6.2.2. Kombinationen von direkter Beratung und externer Fachberatung

Für den Bereich der direkten Beratung und Zuhilfenahme externen Fachberatung gibt es mehrere Ansätze:
  • Es erfolgt eine direkte Beratung von Opfern / Überlebenden, die Berater qualifizieren sich durch entsprechende Fortbildungen selber und nehmen - zusätzlich neben der erforderlichen Supervision - externe Fachberatung in Anspruch, ohne daß hier genauere Informationen weitergegeben werden. Die hier gegebenen hohe Vertraulichkeit / Geheimhaltung trägt den hohe Preis der Belastungen der HelferInnen und der möglichen Reibungsverluste durch unzureichende Informationsweitergabe.
  • Es erfolgt eine direkte und offene Kooperation mit der externen Fachberatung durch die in der direkten Beratung Tätigen. Auf diese Weise werden Informationsdefizite und die daraus resultierenden Reibungsverluste vermieden. Diese Modell erfordert ein hohes Maß an Vertrauen und Offenheit aller Beteiligten und in der Regel auch gemeinsame Supervision, wenn es über einen längeren Zeitraum angelegt ist. Für die Kommunikation in diesem Helfersystem gibt es zwei Alternativen:
  1. die "offene Kommunikation"; alle Informationen werden ausgetauscht und gemeinsam bewertet.

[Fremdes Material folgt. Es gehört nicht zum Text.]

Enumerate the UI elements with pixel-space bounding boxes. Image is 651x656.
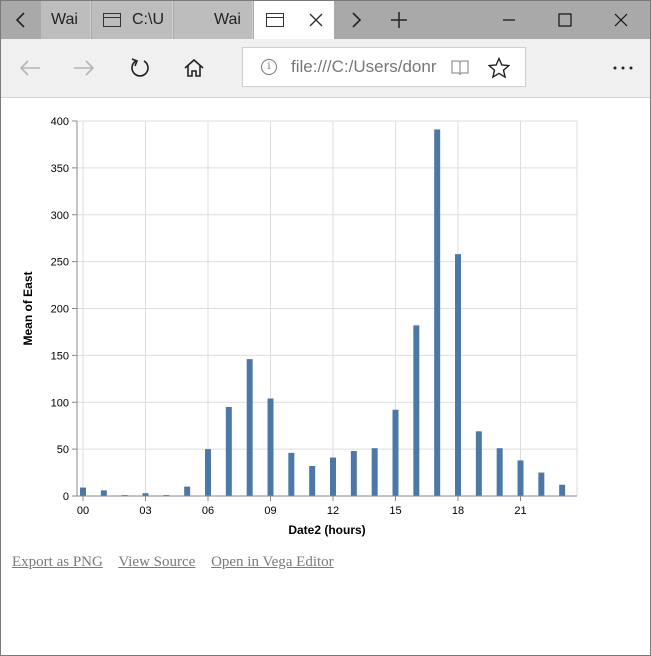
- bar: [434, 129, 441, 496]
- y-tick-label: 50: [57, 444, 69, 456]
- bar: [371, 448, 378, 496]
- home-button[interactable]: [179, 53, 209, 83]
- tab-window-icon: [103, 13, 121, 27]
- refresh-icon: [131, 58, 149, 77]
- bar: [288, 452, 295, 496]
- x-tick-label: 09: [264, 505, 276, 517]
- bar: [184, 486, 191, 496]
- y-tick-label: 100: [51, 397, 69, 409]
- y-axis-title: Mean of East: [21, 271, 35, 345]
- bar: [100, 490, 107, 496]
- x-tick-label: 12: [327, 505, 339, 517]
- close-window-button[interactable]: [593, 1, 649, 39]
- tab-close-icon[interactable]: [309, 13, 323, 27]
- y-tick-label: 300: [51, 210, 69, 222]
- x-tick-label: 00: [77, 505, 89, 517]
- minimize-icon: [503, 19, 515, 21]
- home-icon: [184, 58, 204, 77]
- y-tick-label: 150: [51, 350, 69, 362]
- chevron-right-icon: [352, 12, 362, 28]
- address-bar[interactable]: i file:///C:/Users/donr: [242, 47, 526, 87]
- favorite-button[interactable]: [484, 53, 514, 83]
- x-tick-label: 15: [389, 505, 401, 517]
- new-tab-button[interactable]: [381, 1, 417, 39]
- refresh-button[interactable]: [125, 53, 155, 83]
- bar: [142, 493, 149, 496]
- tab-scroll-right-button[interactable]: [339, 1, 373, 39]
- bar: [330, 457, 336, 496]
- arrow-right-icon: [74, 60, 95, 76]
- arrow-left-icon: [19, 60, 40, 76]
- tab-2[interactable]: C:\U: [92, 1, 173, 39]
- x-tick-label: 21: [514, 505, 526, 517]
- y-tick-label: 200: [51, 304, 69, 316]
- y-tick-label: 350: [51, 163, 69, 175]
- bar: [205, 449, 211, 496]
- bar: [80, 487, 86, 496]
- x-tick-label: 03: [139, 505, 151, 517]
- y-tick-label: 0: [63, 491, 69, 503]
- x-tick-label: 18: [452, 505, 464, 517]
- tab-scroll-left-button[interactable]: [1, 1, 41, 39]
- star-icon: [488, 57, 510, 79]
- bar: [475, 431, 482, 496]
- more-dots-icon: [613, 66, 633, 70]
- chevron-left-icon: [15, 12, 25, 28]
- bar: [309, 466, 316, 496]
- vega-actions: Export as PNG View Source Open in Vega E…: [12, 554, 346, 571]
- bar: [267, 398, 274, 496]
- minimize-button[interactable]: [481, 1, 537, 39]
- tab-1[interactable]: Wai: [41, 1, 91, 39]
- tab-window-icon: [266, 13, 284, 27]
- export-png-link[interactable]: Export as PNG: [12, 554, 103, 570]
- bar: [559, 484, 566, 496]
- bar: [246, 359, 253, 496]
- bar: [413, 325, 420, 496]
- bar: [517, 460, 524, 496]
- x-axis-title: Date2 (hours): [288, 523, 365, 537]
- y-tick-label: 400: [51, 116, 69, 128]
- maximize-icon: [558, 13, 572, 27]
- y-tick-label: 250: [51, 257, 69, 269]
- tab-3[interactable]: Wai: [174, 1, 253, 39]
- navigation-toolbar: i file:///C:/Users/donr: [1, 39, 650, 98]
- view-source-link[interactable]: View Source: [118, 554, 196, 570]
- page-content: 0 50 100 150 200 250 300 350 400 00 03 06 09 12 15 18 21…: [1, 98, 650, 655]
- open-editor-link[interactable]: Open in Vega Editor: [211, 554, 334, 570]
- bar-chart: 0 50 100 150 200 250 300 350 400 00 03 06 09 12 15 18 21…: [21, 116, 578, 537]
- bar: [392, 409, 399, 496]
- info-icon[interactable]: i: [261, 59, 277, 75]
- bar: [496, 448, 503, 496]
- reading-view-icon[interactable]: [450, 59, 470, 77]
- maximize-button[interactable]: [537, 1, 593, 39]
- bar: [455, 254, 461, 496]
- plus-icon: [391, 12, 407, 28]
- tab-strip: Wai C:\U Wai: [1, 1, 650, 39]
- bar: [225, 406, 232, 496]
- forward-button[interactable]: [69, 53, 99, 83]
- bar: [350, 451, 357, 496]
- tab-1-label: Wai: [51, 11, 78, 28]
- x-tick-label: 06: [202, 505, 214, 517]
- back-button[interactable]: [15, 53, 45, 83]
- address-url: file:///C:/Users/donr: [291, 57, 437, 76]
- tab-2-label: C:\U: [132, 11, 164, 28]
- tab-3-label: Wai: [214, 11, 241, 28]
- tab-4-active[interactable]: [254, 1, 334, 39]
- more-menu-button[interactable]: [608, 53, 638, 83]
- close-icon: [614, 13, 628, 27]
- bar: [538, 472, 545, 496]
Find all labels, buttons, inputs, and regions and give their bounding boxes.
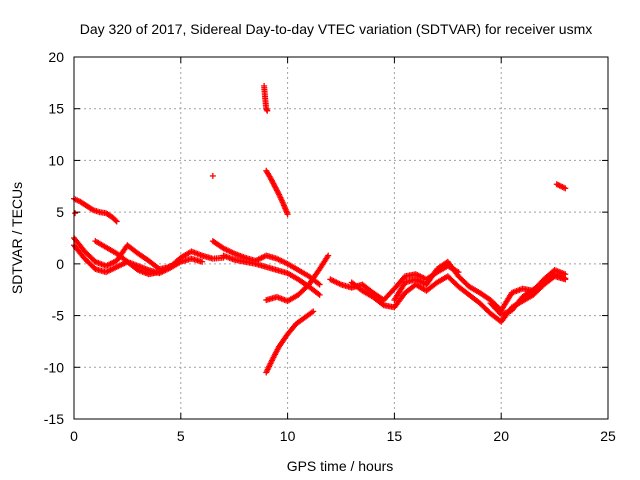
- data-point: [562, 185, 569, 192]
- y-tick-label: 5: [56, 204, 64, 220]
- y-tick-label: -15: [44, 411, 64, 427]
- data-point: [315, 280, 322, 287]
- y-tick-label: 15: [48, 101, 64, 117]
- x-tick-label: 25: [600, 428, 616, 444]
- data-points: [71, 82, 569, 376]
- data-point: [316, 281, 323, 288]
- data-point: [72, 210, 79, 217]
- data-point: [112, 217, 119, 224]
- x-tick-label: 10: [280, 428, 296, 444]
- plot-frame: [73, 56, 609, 420]
- data-point: [310, 308, 317, 315]
- y-tick-label: 10: [48, 152, 64, 168]
- data-point: [113, 218, 120, 225]
- axis-ticks: 0 5 10 15 20 25 -15 -10 -5 0 5 10 15 20: [44, 49, 616, 444]
- x-tick-label: 5: [177, 428, 185, 444]
- x-tick-label: 0: [70, 428, 78, 444]
- chart-title: Day 320 of 2017, Sidereal Day-to-day VTE…: [80, 21, 593, 37]
- data-point: [562, 275, 569, 282]
- data-point: [264, 107, 271, 114]
- data-point: [167, 262, 174, 269]
- data-point: [379, 301, 386, 308]
- data-point: [284, 211, 291, 218]
- data-point: [209, 172, 216, 179]
- data-point: [315, 290, 322, 297]
- x-tick-label: 15: [387, 428, 403, 444]
- data-point: [316, 291, 323, 298]
- data-point: [199, 258, 206, 265]
- y-tick-label: -5: [52, 308, 65, 324]
- x-tick-label: 20: [493, 428, 509, 444]
- data-point: [88, 206, 95, 213]
- gridlines: [74, 57, 608, 419]
- y-tick-label: -10: [44, 359, 64, 375]
- x-axis-label: GPS time / hours: [287, 458, 394, 474]
- data-point: [325, 252, 332, 259]
- y-tick-label: 0: [56, 256, 64, 272]
- y-tick-label: 20: [48, 49, 64, 65]
- y-axis-label: SDTVAR / TECUs: [9, 182, 25, 294]
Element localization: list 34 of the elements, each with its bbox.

Es erfolgen Absprachen und gemeinsame Planungen über Ziele und weitere Handlungsschritte.
  2. Um eine unbewußte oder bewußte Suggestion seitens der Berater zu vermeiden, gibt es das Modell der "Kommunikation ohne Rückkoppelung". Die Information der BeraterInnen werden von der Fachberatung gesammelt und ausgewertet. Basierend auf diesen Ergebnissen erfolgen konkrete Handlungsanweisungen für die weiteren beraterischen Umgang. Die bei Anwendung dieses Modells entstehende hohe Unzufriedenheit und Frustration der Berater gilt es aufzufangen. Die Vorteile dieser Vorgehensweise kommen insbesondere bei einer hohen Klientenzahl in einem Fall - beispielsweise bei einem institutionellen Mißbrauch in einem Kindergarten - und einer geringen Zahl von zur Verfügung stehenden BeraterInnen zum Tragen.

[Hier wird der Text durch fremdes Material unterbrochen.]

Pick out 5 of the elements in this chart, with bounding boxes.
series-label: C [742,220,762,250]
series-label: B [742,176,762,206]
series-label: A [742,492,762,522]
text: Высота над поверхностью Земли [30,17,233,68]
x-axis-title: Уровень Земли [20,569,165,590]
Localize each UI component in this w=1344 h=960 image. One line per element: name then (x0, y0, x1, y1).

6.2.3. Das "Spezialisten"modell

Bei dem "Spezialisten"modell wird die gesamte Fallbearbeitung auf "Spezialisten" übertragen. Dieses können entweder einzelne Mitarbeiter - beispielsweise des Jugendamtes - sein, die bei einer hohe Zahl von Fallschilderungen für diese Aufgabe freigestellt werden. Eine Alternative ist die übertragung auf externe "Spezialisten".

6.2.4. Case-Management

Das Modell des Case-Managements wird in anderen Bereichen bereits seit langem erfolgreich praktiziert (vgl. Baller, Ankie; Das Büro Kinder drogenabhängiger Eltern (KDO); Amsterdam, 1993; (zu beziehen über: Ankie Baller; Koordinatorin KDO / GG&GD; Nieuwe Achtergracht 100; 1018 WT AMSTERDAM; Tel:: 020-5555 444) und in: S.P.ORG.-Consulting e.V. (Hrsg.); Dokumentation der Fachtagung: "Hilfen für Kinder drogenabhängiger Eltern"; Lüneburg, 1996). Hier wird ein spezieller Case-Manager ohne direkten Klientenkontakt eingesetzt, der alle Beteiligten koordiniert und informiert und darüber hinaus selbständig weitere Spezialisten - auch für Teilbereiche - hinzuzieht. Eine derartige Vorgehensweise kann zu einer erheblichen Entlastung aller Beteiligten und zu einer vertrauensvollen Zusammenarbeit beitragen.